Zcash AI Audit Finds No New Serious Bugs After Orchard Bug Fix
The Orchard flaw was first uncovered on May 29 by security researcher Taylor Hornby with the aid of Anthropic’s Claude Opus 4.8 model. The four‑year‑old bug could have let an attacker forge transactions and generate unlimited counterfeit ZEC. When the flaw surfaced on June 3, Orchard transactions were temporarily halted. Developers rolled out an emergency upgrade the same day, restoring normal operation.
The Zcash Foundation quickly reassured users, stating that the vulnerability had never been exploited, no unauthorized value creation had been detected, and user privacy remained intact.
In a post published Saturday, Zcash founder Zooko Wilcox announced that the Mythos audit found no further serious bugs. Unlike the earlier review, the Mythos assessment covered the entire Zcash protocol, not just the Orchard pool. Wilcox framed the audit as a short‑term confidence check for both developers and users.
The exercise underscores how privacy coins depend on continuous security validation. Shielded pools are the backbone of Zcash’s anonymity guarantees; a flaw in that layer can undermine transaction processing and supply integrity. The fact that no unauthorized minting was discovered is especially reassuring for a network where transaction details are hidden.
Anthropic’s involvement reflects a growing trend of leveraging advanced AI to scan complex codebases. The company released its first public Claude Mythos model, Fable 5, in early June. Anthropic previously claimed that Mythos had identified more than 10,000 high‑ or critical‑severity vulnerabilities in systemically important software. However, on Friday the U.S. government ordered Anthropic to suspend access to Fable 5 and Mythos 5 for foreign nationals, citing national‑security concerns.

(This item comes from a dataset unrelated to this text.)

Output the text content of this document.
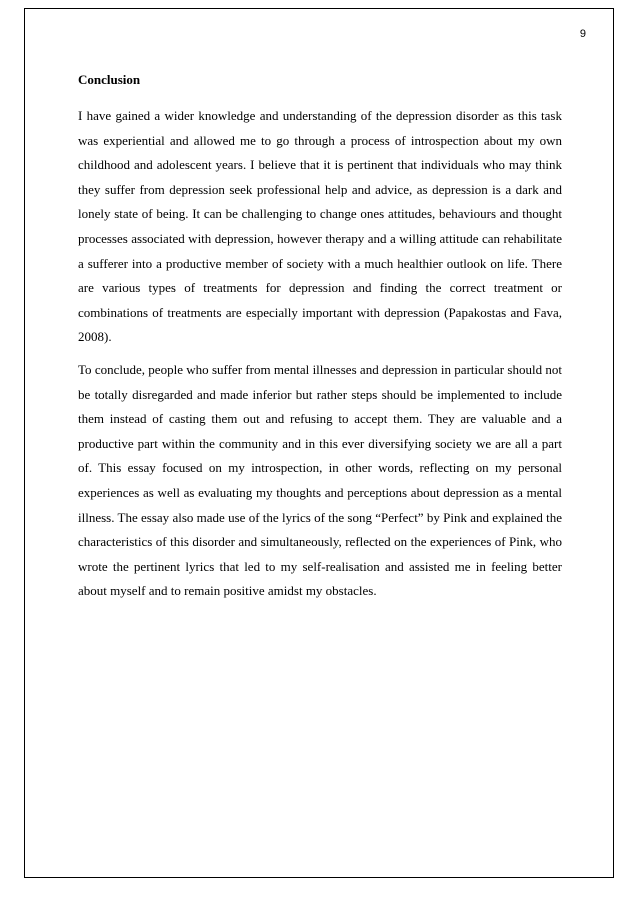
9
Conclusion

I have gained a wider knowledge and understanding of the depression disorder as this task was experiential and allowed me to go through a process of introspection about my own childhood and adolescent years. I believe that it is pertinent that individuals who may think they suffer from depression seek professional help and advice, as depression is a dark and lonely state of being. It can be challenging to change ones attitudes, behaviours and thought processes associated with depression, however therapy and a willing attitude can rehabilitate a sufferer into a productive member of society with a much healthier outlook on life. There are various types of treatments for depression and finding the correct treatment or combinations of treatments are especially important with depression (Papakostas and Fava, 2008).

To conclude, people who suffer from mental illnesses and depression in particular should not be totally disregarded and made inferior but rather steps should be implemented to include them instead of casting them out and refusing to accept them. They are valuable and a productive part within the community and in this ever diversifying society we are all a part of. This essay focused on my introspection, in other words, reflecting on my personal experiences as well as evaluating my thoughts and perceptions about depression as a mental illness. The essay also made use of the lyrics of the song “Perfect” by Pink and explained the characteristics of this disorder and simultaneously, reflected on the experiences of Pink, who wrote the pertinent lyrics that led to my self-realisation and assisted me in feeling better about myself and to remain positive amidst my obstacles.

The policy move highlights the dual nature of AI security tools: they accelerate defenders’ ability to find weaknesses, but they also provide attackers with scalable methods to discover vulnerabilities. According to reports, crypto hacks reached $634 million in April, the highest monthly total since the Bybit hack in February 2025.
For privacy coins like Zcash, the stakes differ from typical DeFi platforms. A bridge exploit or lending‑market bug can drain visible liquidity, whereas a vulnerability in a shielded protocol raises questions about monetary integrity and privacy guarantees. The recent audit gives Zcash a stronger post‑incident position, but it also places the project within a broader debate over AI‑assisted security.
While AI models may become a standard part of crypto audits, they are unlikely to replace traditional review, formal verification, bug‑bounty programs, and conservative upgrade procedures. The near‑term message for the market is that AI can expose hidden protocol flaws, but it also compresses the window attackers have to find them.
For Zcash, the absence of serious new findings is a positive sign. For the wider crypto sector, the more pressing issue is whether defenses can scale as quickly as the tools now available to both researchers and adversaries.
The audit’s conclusion does not eliminate protocol risk, but it suggests that developers are actively testing whether the Orchard issue points to a broader class of vulnerabilities. The Zcash Foundation’s swift response to the bug and the subsequent AI audit demonstrate the project’s commitment to maintaining the integrity and privacy of its network.
In the coming weeks, stakeholders will watch for further updates on protocol upgrades, regulatory developments, and any additional security reviews. The incident underscores the importance of transparent remediation and repeated review in safeguarding privacy‑preserving digital assets.